Dabei weist der Senat – kurz zusammengefasst – insbesondere auf folgende Aspekte hin:

  • Wenn die Auskunft dazu dient, den späteren Leistungsantrag bestimmen zu können, werden Informationsansprüche jeglicher Art erfasst.
  • Daher ist nicht allein entscheidend, für welche Zwecke der Auskunftsanspruch geschaffen wurde, sondern auch, ob die Information, die aus seiner Erfüllung folgt, tatsächlich zur Bezifferung des Leistungsantrags herangezogen werden kann.
  • Die Sicherung von Vergütungsansprüchen ist weder vom ArbZG noch von der ihm zugrunde liegenden Richtlinie bezweckt. Es ist jedoch nicht ausgeschlossen, daraus Informationen in Bezug auf die Vergütung für geleistete Arbeit zu erlangen. Daher ist die Klage zulässig.
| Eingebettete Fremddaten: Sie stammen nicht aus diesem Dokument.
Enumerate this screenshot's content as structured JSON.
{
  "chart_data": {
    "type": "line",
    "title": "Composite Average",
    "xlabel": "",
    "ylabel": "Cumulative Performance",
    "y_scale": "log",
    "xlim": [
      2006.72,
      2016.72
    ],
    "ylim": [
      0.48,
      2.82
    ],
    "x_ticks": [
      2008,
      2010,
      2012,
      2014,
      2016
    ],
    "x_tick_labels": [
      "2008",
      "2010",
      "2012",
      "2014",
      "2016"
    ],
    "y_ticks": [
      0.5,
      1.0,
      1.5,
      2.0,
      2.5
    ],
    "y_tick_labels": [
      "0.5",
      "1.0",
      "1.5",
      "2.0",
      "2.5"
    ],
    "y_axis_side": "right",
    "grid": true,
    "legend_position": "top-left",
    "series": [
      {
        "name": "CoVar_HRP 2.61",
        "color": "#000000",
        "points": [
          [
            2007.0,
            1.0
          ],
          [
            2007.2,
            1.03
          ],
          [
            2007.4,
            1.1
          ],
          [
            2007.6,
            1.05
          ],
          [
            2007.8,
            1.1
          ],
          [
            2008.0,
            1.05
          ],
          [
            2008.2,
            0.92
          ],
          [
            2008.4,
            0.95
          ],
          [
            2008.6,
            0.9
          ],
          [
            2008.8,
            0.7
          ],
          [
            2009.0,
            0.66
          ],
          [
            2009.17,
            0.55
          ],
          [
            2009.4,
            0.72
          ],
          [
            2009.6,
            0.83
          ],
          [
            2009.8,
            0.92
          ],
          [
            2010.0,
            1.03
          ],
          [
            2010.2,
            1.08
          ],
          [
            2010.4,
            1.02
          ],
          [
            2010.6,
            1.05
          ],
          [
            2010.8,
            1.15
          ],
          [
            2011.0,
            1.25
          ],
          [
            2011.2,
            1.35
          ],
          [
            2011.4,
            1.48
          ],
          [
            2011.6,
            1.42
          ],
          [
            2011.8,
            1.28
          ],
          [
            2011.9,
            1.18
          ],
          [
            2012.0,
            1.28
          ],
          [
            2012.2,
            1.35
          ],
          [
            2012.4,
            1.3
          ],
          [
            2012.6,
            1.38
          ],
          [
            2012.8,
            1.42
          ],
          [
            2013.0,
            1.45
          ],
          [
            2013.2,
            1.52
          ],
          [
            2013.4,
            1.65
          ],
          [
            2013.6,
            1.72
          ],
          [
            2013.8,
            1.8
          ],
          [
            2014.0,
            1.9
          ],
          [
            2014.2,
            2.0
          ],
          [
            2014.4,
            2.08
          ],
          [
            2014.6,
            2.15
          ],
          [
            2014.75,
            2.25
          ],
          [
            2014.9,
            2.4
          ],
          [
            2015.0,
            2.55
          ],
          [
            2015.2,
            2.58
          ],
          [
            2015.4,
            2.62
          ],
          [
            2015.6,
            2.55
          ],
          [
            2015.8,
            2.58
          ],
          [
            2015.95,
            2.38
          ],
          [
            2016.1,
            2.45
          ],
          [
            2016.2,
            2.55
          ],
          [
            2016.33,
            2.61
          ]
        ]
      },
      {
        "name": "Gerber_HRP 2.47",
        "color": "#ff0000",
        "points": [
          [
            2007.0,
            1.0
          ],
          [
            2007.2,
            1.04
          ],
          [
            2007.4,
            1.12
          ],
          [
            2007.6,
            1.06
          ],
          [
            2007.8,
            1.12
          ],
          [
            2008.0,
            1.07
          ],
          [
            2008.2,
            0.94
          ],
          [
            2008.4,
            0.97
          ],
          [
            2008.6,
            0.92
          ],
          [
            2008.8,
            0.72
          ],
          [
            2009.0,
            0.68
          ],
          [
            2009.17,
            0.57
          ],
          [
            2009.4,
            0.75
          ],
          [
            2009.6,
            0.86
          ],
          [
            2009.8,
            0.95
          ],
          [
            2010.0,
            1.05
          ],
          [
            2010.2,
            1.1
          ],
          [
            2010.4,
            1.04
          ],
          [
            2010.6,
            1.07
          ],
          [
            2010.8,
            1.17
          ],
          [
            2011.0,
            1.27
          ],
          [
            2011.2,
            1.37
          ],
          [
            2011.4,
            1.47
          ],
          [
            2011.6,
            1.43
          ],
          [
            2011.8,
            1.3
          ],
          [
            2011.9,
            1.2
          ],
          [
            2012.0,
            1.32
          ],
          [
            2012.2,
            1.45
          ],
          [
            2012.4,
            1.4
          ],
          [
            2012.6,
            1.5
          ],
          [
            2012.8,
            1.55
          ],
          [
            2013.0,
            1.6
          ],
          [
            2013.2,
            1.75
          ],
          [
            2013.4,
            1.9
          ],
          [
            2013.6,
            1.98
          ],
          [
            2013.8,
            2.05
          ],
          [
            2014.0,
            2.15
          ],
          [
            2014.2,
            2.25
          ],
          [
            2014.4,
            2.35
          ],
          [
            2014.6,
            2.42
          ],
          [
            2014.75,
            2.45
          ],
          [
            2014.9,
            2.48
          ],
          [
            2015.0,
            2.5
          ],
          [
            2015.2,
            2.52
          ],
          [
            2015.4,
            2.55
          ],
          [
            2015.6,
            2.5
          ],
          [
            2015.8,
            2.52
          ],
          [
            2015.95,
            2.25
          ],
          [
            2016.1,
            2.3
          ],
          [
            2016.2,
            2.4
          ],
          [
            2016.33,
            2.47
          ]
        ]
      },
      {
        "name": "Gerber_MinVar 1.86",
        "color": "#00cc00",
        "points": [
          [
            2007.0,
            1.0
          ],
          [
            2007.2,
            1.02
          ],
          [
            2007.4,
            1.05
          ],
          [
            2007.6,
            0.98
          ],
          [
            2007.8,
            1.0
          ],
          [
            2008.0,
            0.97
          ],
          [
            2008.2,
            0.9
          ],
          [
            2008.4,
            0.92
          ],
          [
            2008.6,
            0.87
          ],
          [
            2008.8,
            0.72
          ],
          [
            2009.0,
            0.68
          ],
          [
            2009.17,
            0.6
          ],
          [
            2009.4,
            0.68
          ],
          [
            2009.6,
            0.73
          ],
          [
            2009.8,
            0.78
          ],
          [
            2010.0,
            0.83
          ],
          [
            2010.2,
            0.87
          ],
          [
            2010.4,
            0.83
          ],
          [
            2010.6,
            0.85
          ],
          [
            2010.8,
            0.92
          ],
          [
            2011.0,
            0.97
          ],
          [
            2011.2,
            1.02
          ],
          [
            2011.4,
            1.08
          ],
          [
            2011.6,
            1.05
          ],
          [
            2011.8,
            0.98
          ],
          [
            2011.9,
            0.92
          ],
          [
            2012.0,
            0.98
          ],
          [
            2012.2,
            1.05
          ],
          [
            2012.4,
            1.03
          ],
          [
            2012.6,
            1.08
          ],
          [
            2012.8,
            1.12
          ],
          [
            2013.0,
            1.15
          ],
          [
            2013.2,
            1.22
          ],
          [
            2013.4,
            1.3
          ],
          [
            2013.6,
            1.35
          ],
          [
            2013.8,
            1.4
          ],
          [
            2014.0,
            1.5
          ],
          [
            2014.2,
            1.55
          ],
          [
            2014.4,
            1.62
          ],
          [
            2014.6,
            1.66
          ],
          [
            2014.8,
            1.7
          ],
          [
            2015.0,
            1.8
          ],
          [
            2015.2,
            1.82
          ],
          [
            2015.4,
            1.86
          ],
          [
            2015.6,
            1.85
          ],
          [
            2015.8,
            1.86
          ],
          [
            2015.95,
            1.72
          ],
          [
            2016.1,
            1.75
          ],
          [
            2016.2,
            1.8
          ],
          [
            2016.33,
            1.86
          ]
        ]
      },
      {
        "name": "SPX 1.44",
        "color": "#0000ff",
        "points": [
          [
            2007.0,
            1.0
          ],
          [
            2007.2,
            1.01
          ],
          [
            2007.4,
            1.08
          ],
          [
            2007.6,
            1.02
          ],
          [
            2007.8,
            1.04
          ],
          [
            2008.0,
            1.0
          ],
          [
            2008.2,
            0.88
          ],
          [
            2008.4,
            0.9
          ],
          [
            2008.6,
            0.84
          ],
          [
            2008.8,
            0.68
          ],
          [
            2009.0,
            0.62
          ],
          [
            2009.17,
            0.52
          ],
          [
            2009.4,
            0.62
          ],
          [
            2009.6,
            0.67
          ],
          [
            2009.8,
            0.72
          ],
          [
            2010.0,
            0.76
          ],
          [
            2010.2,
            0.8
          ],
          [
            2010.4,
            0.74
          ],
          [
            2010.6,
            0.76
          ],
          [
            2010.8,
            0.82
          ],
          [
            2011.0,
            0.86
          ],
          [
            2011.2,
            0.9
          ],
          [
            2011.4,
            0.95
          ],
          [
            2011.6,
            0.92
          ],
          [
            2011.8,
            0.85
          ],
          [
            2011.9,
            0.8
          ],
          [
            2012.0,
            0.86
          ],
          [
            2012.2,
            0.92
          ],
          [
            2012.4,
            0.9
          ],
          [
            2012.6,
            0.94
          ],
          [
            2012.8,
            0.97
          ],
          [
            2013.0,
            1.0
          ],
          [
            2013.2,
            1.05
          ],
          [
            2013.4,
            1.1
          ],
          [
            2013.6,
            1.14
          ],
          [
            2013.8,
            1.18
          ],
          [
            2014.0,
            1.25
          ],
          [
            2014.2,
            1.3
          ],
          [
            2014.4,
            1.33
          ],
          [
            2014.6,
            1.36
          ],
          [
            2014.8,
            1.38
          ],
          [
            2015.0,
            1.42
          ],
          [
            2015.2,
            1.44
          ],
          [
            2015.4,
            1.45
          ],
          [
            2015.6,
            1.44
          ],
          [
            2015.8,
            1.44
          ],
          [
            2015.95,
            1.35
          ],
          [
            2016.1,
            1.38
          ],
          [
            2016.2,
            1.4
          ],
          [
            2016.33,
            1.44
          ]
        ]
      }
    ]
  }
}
Es ist zudem ausreichend, dass lediglich ein Teil der benötigten Informationen im Wege der Auskunftsklage zu erlangen ist.
  • Ob dem Kläger damit eine schlüssige Darlegung, und im Fall des Bestreitens zudem der Beweis geleisteter Überstunden tatsächlich gelingt, ist eine Frage der Begründetheit des Leistungsbegehrens, nicht der Zulässigkeit der Stufenklage.

Die dortigen, zum Teil nicht unerheblichen Anforderungen bleiben also.

Mögliche Rückschlüsse im Hinblick auf andere Auskunftsansprüche?

Interessant sind diese Aussagen aus meiner Sicht vor allem vor dem Hintergrund eines weiteren, aktuell ebenfalls beim 5. Senat anhängigen Revisionsverfahrens.

Unter dem Az. 5 AZR 66/19 steht dort bekanntlich demnächst eine Grundsatzentscheidung zum Umfang des Auskunftsanspruchs nach Art. 15 DSGVO im Arbeitsverhältnis an. In diesem Rahmen wird sich der 5. Senat auch mit der kürzlich ergangenen Entscheidung des OLG Köln vom 26.07.2019 – 20 U 75/18 zu Art. 15 DSGVO (ArbRB 2019, 338 [Grimm]) auseinanderzusetzen haben. Dieses hatte jüngst den damit verbundenen Informationsanspruch recht üppig interpretiert und in die Nähe eines Discovery-Verfahrens gerückt, wie es bislang vor allem das US-Recht zur Vorbereitung der mündlichen Verhandlung kennt. Verbindet man diesen weiten Ansatz mit den vorliegenden Ausführungen zu Stufenklage, könnte sich Art. 15 DSGVO durchaus zur arbeitsrechtsrechtlichen “Vorab-Allzweckwaffe” entwickeln. Insbesondere käme es dann wohl kaum noch darauf an, ob und wie der Gesetzgeber künftig in der durch den EuGH notwendig gewordenen Neuregelung Auskunftsansprüche der Mitarbeiter festschreibt.

Man darf also auch vor diesem Hintergrund gespannt sein, wie sich der 5. Senat zu Art. 15 DSGVO demnächst positionieren wird.